I'm an ex-atheist. I was brought up in a family of atheists and for most of my life considered myself to be one. I had a bit of a churchy thing as a teenager - it was a way of rebelling against my atheist family - but for decades was reflexively atheist. Many of the things I read atheist posters on here saying are things I used to think.
Then, gradually, I began to change. There were some external contributory factors. For the first time in my life, I knew some Christians. They didn't try to convert me - not at all, I can't remember any significant conversations with them about faith at this stage. But the way they lived their life really made an impression on me. Not because they were holier than thou, but because their lives had an integrity, and despite their often incredibly difficult lives (I can't go into this, but really awful things) they were people it did you good to be with. So that was one thing. Then I had difficulties with one of my children that I didn't know how I could cope with.

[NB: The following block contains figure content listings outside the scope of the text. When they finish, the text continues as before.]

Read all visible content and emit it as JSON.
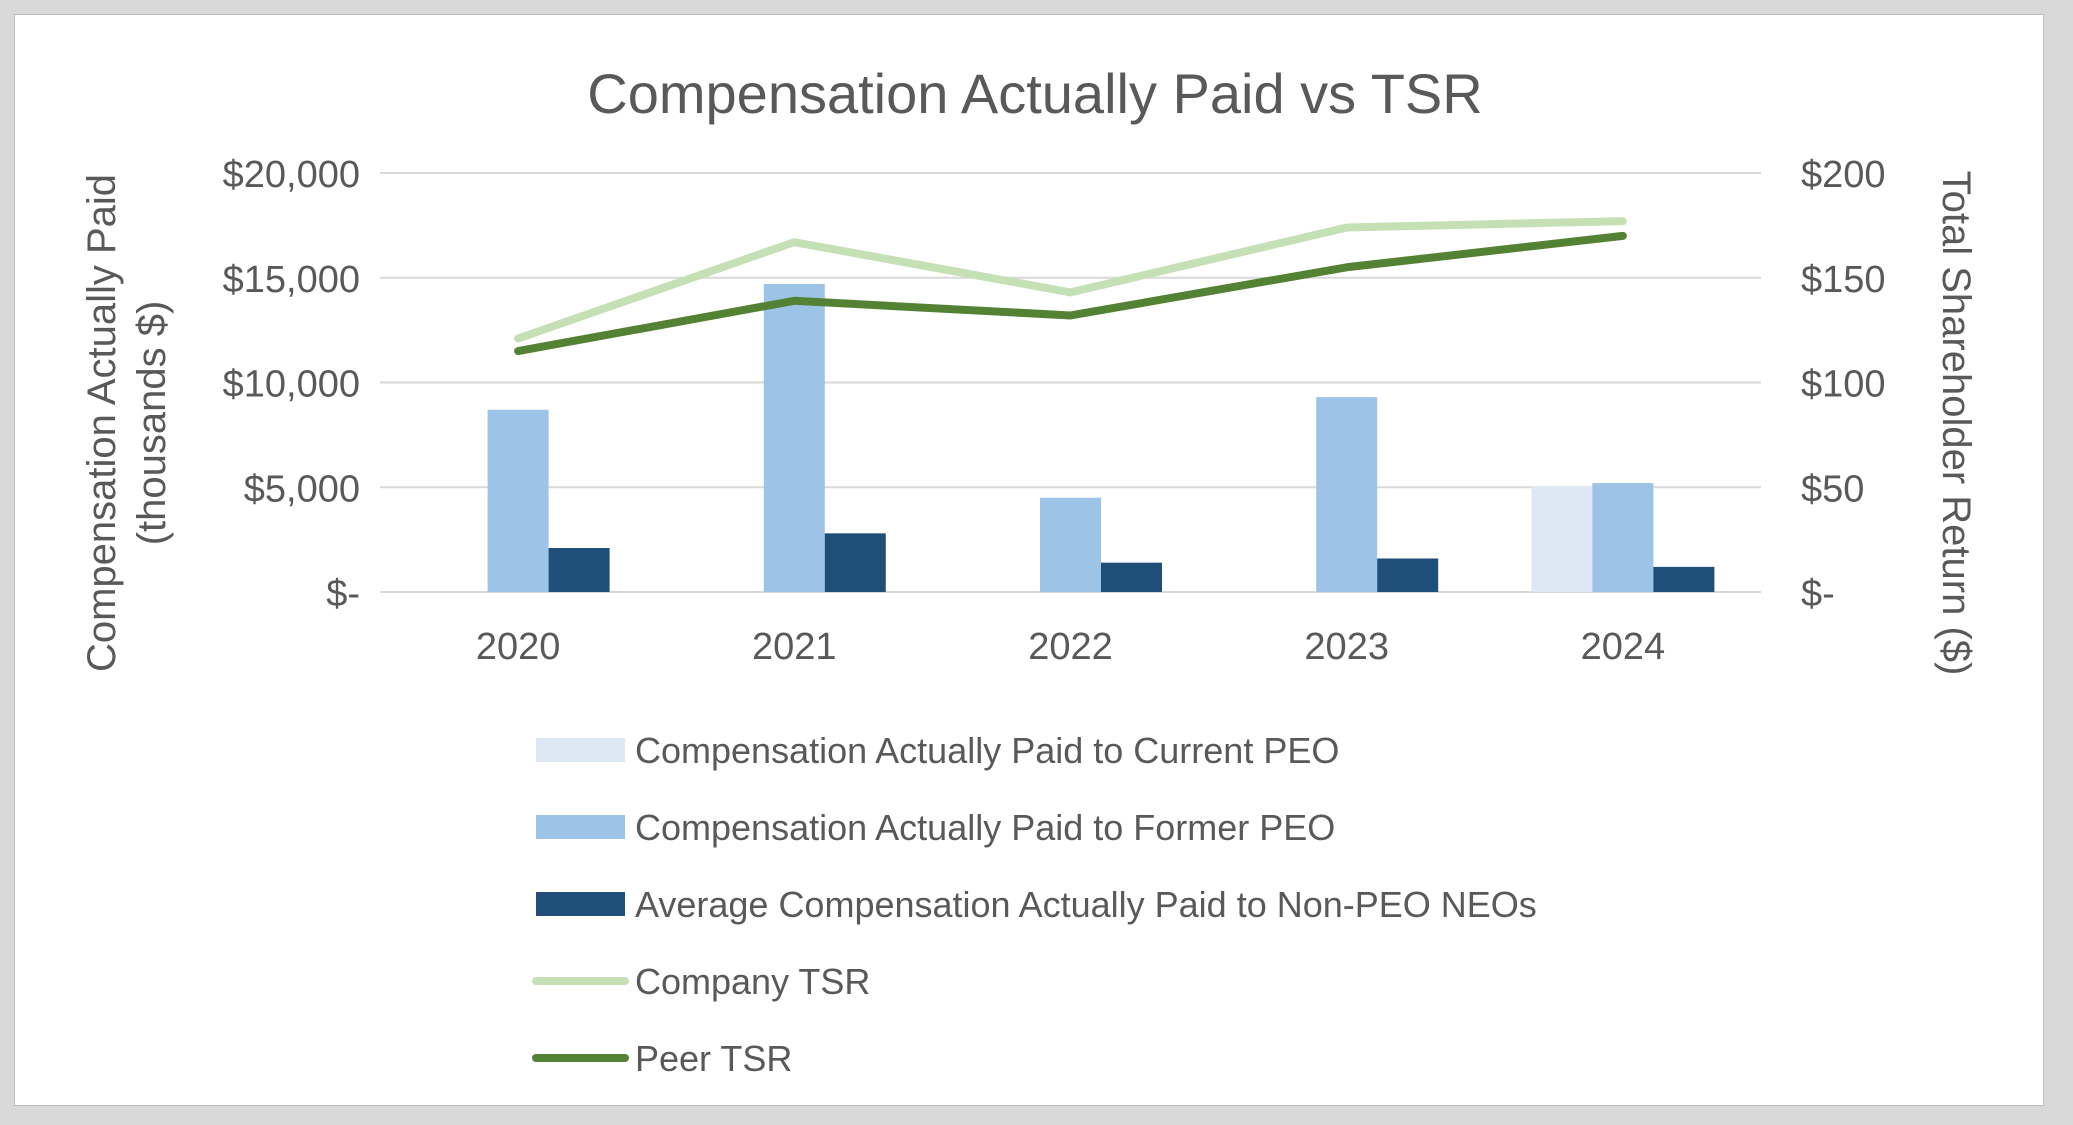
{
  "chart_data": {
    "type": "bar",
    "title": "Compensation Actually Paid vs TSR",
    "ylabel_left_line1": "Compensation Actually Paid",
    "ylabel_left_line2": "(thousands $)",
    "ylabel_right": "Total Shareholder Return ($)",
    "categories": [
      "2020",
      "2021",
      "2022",
      "2023",
      "2024"
    ],
    "ylim_left": [
      0,
      20000
    ],
    "ylim_right": [
      0,
      200
    ],
    "left_ticks": [
      {
        "value": 0,
        "label": "$-"
      },
      {
        "value": 5000,
        "label": "$5,000"
      },
      {
        "value": 10000,
        "label": "$10,000"
      },
      {
        "value": 15000,
        "label": "$15,000"
      },
      {
        "value": 20000,
        "label": "$20,000"
      }
    ],
    "right_ticks": [
      {
        "value": 0,
        "label": "$-"
      },
      {
        "value": 50,
        "label": "$50"
      },
      {
        "value": 100,
        "label": "$100"
      },
      {
        "value": 150,
        "label": "$150"
      },
      {
        "value": 200,
        "label": "$200"
      }
    ],
    "grid": true,
    "legend_position": "bottom",
    "series": [
      {
        "name": "Compensation Actually Paid to Current PEO",
        "kind": "bar",
        "axis": "left",
        "color": "#dde8f4",
        "values": [
          null,
          null,
          null,
          null,
          5050
        ]
      },
      {
        "name": "Compensation Actually Paid to Former PEO",
        "kind": "bar",
        "axis": "left",
        "color": "#9dc3e6",
        "values": [
          8700,
          14700,
          4500,
          9300,
          5200
        ]
      },
      {
        "name": "Average Compensation Actually Paid to Non-PEO NEOs",
        "kind": "bar",
        "axis": "left",
        "color": "#1f4e79",
        "values": [
          2100,
          2800,
          1400,
          1600,
          1200
        ]
      },
      {
        "name": "Company TSR",
        "kind": "line",
        "axis": "right",
        "color": "#c5e0b4",
        "values": [
          121,
          167,
          143,
          174,
          177
        ]
      },
      {
        "name": "Peer TSR",
        "kind": "line",
        "axis": "right",
        "color": "#548235",
        "values": [
          115,
          139,
          132,
          155,
          170
        ]
      }
    ]
  }
}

I wasn't the practical side, it was my own feelings of despair and hopelessness - feelings that I couldn't land on friends because there is only so much weight that friendship will bear. I found myself praying in my hardest times because there was nothing else I could do. And finally I had a conversation with DH (who was, and remains an atheist/agnostic), who said something like 'it must be extraordinary to take that leap into belief' - and that gave me permission to admit to myself that almost without realising it I had gone from not believing to believing in God.

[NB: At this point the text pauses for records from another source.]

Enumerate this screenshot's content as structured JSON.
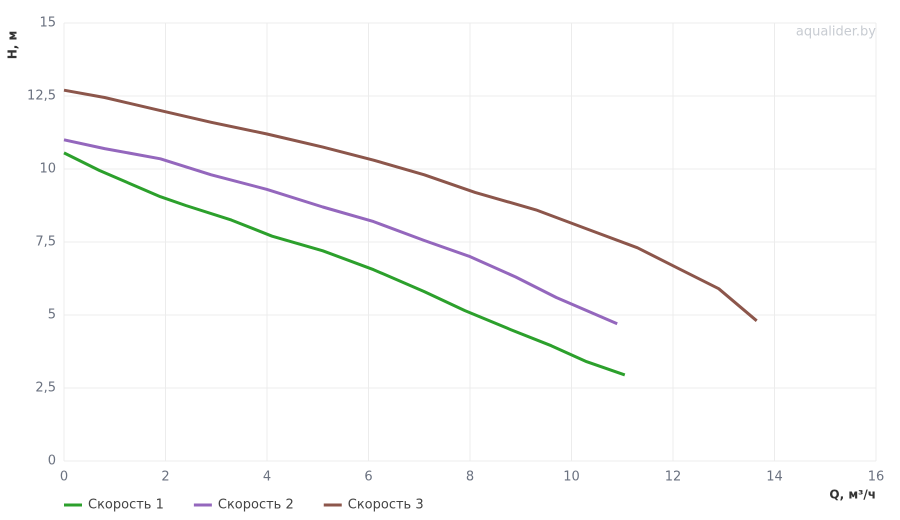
{
  "chart_data": {
    "type": "line",
    "watermark": "aqualider.by",
    "y_label": "H, м",
    "x_label": "Q, м³/ч",
    "xlim": [
      0,
      16
    ],
    "xticks": [
      0,
      2,
      4,
      6,
      8,
      10,
      12,
      14,
      16
    ],
    "ylim": [
      0,
      15
    ],
    "yticks": [
      0,
      {
        "value": 2.5,
        "label": "2,5"
      },
      5,
      {
        "value": 7.5,
        "label": "7,5"
      },
      10,
      {
        "value": 12.5,
        "label": "12,5"
      },
      15
    ],
    "grid": true,
    "legend": "bottom-left",
    "series": [
      {
        "name": "Скорость 1",
        "color": "#2ca02c",
        "x": [
          0,
          0.7,
          1.9,
          2.4,
          3.3,
          4.1,
          5.1,
          6.1,
          7.1,
          7.9,
          8.8,
          9.6,
          10.3,
          11.05
        ],
        "values": [
          10.55,
          9.95,
          9.05,
          8.75,
          8.25,
          7.7,
          7.2,
          6.55,
          5.8,
          5.15,
          4.5,
          3.95,
          3.4,
          2.95
        ]
      },
      {
        "name": "Скорость 2",
        "color": "#9467bd",
        "x": [
          0,
          0.8,
          1.9,
          2.9,
          4.0,
          5.1,
          6.1,
          7.1,
          8.0,
          8.9,
          9.7,
          10.9
        ],
        "values": [
          11.0,
          10.7,
          10.35,
          9.8,
          9.3,
          8.7,
          8.2,
          7.55,
          7.0,
          6.3,
          5.6,
          4.7
        ]
      },
      {
        "name": "Скорость 3",
        "color": "#8c564b",
        "x": [
          0,
          0.8,
          1.9,
          2.9,
          4.0,
          5.1,
          6.1,
          7.1,
          8.1,
          9.3,
          10.3,
          11.3,
          12.1,
          12.9,
          13.65
        ],
        "values": [
          12.7,
          12.45,
          12.0,
          11.6,
          11.2,
          10.75,
          10.3,
          9.8,
          9.2,
          8.6,
          7.95,
          7.3,
          6.6,
          5.9,
          4.8
        ]
      }
    ]
  }
}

It took ages and ages before I did anything about this. I had months where I did a kind of internal shudder of 'I can't have joined those weird, weedy, grinny religious types, those uncool religious people' (to be honest, I still have those internal shudders!). I couldn't tell anyone about it. But I couldn't stop either - God was there even though I didn't want him to be. And I kept on praying, often just saying the Lord's Prayer in times of difficulty.

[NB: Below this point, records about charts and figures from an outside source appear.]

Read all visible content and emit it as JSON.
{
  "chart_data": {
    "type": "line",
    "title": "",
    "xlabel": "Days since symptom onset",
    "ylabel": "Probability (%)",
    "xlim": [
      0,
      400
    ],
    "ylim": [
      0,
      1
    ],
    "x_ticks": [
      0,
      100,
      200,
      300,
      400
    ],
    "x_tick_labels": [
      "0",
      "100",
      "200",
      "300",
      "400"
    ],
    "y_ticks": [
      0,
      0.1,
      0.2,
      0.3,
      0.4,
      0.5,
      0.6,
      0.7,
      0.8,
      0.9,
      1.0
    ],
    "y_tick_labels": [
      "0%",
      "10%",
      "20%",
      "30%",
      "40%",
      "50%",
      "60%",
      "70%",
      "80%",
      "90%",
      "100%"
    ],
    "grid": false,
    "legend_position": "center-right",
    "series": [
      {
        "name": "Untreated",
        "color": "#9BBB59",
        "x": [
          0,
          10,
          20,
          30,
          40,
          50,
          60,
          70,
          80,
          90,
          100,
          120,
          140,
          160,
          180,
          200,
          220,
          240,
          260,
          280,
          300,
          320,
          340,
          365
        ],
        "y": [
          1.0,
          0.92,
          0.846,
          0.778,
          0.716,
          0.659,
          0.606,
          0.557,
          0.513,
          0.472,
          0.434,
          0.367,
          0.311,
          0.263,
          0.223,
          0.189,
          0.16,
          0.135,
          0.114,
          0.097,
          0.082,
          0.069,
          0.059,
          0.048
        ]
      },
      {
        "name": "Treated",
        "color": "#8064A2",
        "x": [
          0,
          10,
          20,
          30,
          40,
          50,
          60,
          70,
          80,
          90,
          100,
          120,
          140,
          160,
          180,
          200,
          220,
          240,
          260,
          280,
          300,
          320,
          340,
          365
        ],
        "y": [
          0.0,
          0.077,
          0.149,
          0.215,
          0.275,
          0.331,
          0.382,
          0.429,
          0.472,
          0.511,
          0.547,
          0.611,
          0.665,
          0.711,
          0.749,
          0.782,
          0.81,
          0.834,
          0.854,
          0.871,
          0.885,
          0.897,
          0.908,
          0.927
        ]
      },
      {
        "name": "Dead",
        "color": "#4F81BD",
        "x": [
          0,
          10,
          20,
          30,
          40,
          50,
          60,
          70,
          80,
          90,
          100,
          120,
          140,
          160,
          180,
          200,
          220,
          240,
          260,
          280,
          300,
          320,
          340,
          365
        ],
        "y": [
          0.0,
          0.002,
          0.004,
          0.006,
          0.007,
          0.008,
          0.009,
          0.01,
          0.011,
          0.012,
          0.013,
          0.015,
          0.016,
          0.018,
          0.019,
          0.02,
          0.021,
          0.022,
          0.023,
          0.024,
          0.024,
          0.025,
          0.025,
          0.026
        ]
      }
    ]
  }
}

Finally I gave up and went to church. Urgh Yuck! It was so horrible and I felt so out of place and awkward. But somehow it felt right as well. A few weeks later I went back. And back again. I started to read. The first thing I read was Karen Armstrong's book about the Bible. A few books later I came across Rowan Williams's Tokens of Trust. Reading this was the moment for me when everything changed, and I knew that I'd crossed over from being an atheist who was secretly dipping a toe in the God-water to someone who wanted to go into the river and come out again the other side into a new way of living. I asked the vicar if I could get baptised, and there I was ... a Christian.
I still find it bizarre sometimes. Sometimes I still think, oh, how did I get here? Will the old Niminy come back again? But actually most of the time I have a powerful sense that yes, this is who I am meant to be, and how I am meant to live.